桜井さんの声もベースもかっこいい、坂崎さんのギターの上手さ・器用さ・ハモリが素晴らしい、高見沢さんはずっと変わらない上にこの数々の曲を作っている偉大さ、この奇跡が50年も続いているなんて、などなど。同意しかないファンの方々のコメントを前に、私は新しいコメントをすることができなかった。なぜなら、もう私が思うことは全て、言い尽くされているからだ。

「こんな世界があったなんて」
本当にそう思った。たった30年も生きていない私が、色々知った気になっていた。
ほんの2年前までは、私は「好き」とはっきり言えるものが100個あると思っていた。
つい1週間前まで、こんな世界があるだなんて、知らなかったのに。

まだ私は、この小さな、誰にも影響を与えることのない目標の、ようやく10%達成したところだ。一貫して自分自身について書いているはずなのに、次に私が何を「好き」というかさえ分かっていない。The Alfeeは、私が生まれる前からずっとThe Alfeeだったのに、私はその世界を知らずに生きて、ここまで来た。ということは、今見えているこの景色も、気づいていないだけで、何かのはずみで知らない世界が奥に広がっているかもしれない。

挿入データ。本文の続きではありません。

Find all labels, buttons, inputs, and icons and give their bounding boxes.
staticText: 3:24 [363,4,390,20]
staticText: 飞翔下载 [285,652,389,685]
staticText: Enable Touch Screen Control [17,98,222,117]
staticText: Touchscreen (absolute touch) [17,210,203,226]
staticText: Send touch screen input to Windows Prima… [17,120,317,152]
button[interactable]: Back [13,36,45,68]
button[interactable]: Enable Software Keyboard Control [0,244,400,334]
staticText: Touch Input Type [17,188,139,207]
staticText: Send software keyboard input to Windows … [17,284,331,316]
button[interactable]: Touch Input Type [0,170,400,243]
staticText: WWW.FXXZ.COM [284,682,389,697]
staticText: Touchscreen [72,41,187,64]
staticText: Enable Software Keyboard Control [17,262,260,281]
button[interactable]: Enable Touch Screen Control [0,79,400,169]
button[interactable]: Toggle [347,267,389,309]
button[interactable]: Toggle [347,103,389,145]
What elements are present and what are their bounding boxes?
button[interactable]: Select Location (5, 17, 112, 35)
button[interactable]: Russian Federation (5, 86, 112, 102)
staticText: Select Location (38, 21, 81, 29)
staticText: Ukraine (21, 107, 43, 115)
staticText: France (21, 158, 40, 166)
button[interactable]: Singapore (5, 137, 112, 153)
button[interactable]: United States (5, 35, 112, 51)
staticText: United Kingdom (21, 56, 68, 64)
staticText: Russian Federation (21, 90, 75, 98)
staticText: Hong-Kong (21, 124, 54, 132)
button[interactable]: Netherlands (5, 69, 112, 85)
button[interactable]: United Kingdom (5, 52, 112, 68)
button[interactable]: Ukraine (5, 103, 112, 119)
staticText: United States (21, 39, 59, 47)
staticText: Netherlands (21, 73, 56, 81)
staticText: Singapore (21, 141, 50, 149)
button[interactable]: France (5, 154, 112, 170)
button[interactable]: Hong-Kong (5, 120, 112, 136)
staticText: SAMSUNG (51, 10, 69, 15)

The Alfeeのおかげで、私は今目にしている景色の見え方が変わった。
そして、いつかThe  Alfeeのライブに行くという新しい夢までできた。
どうか、一時帰国の時にライブが被ってほしい、と切に願っている。

2年前の、ベッドの中の自分に教えてあげたい。こんなに私は変わったぞ、と。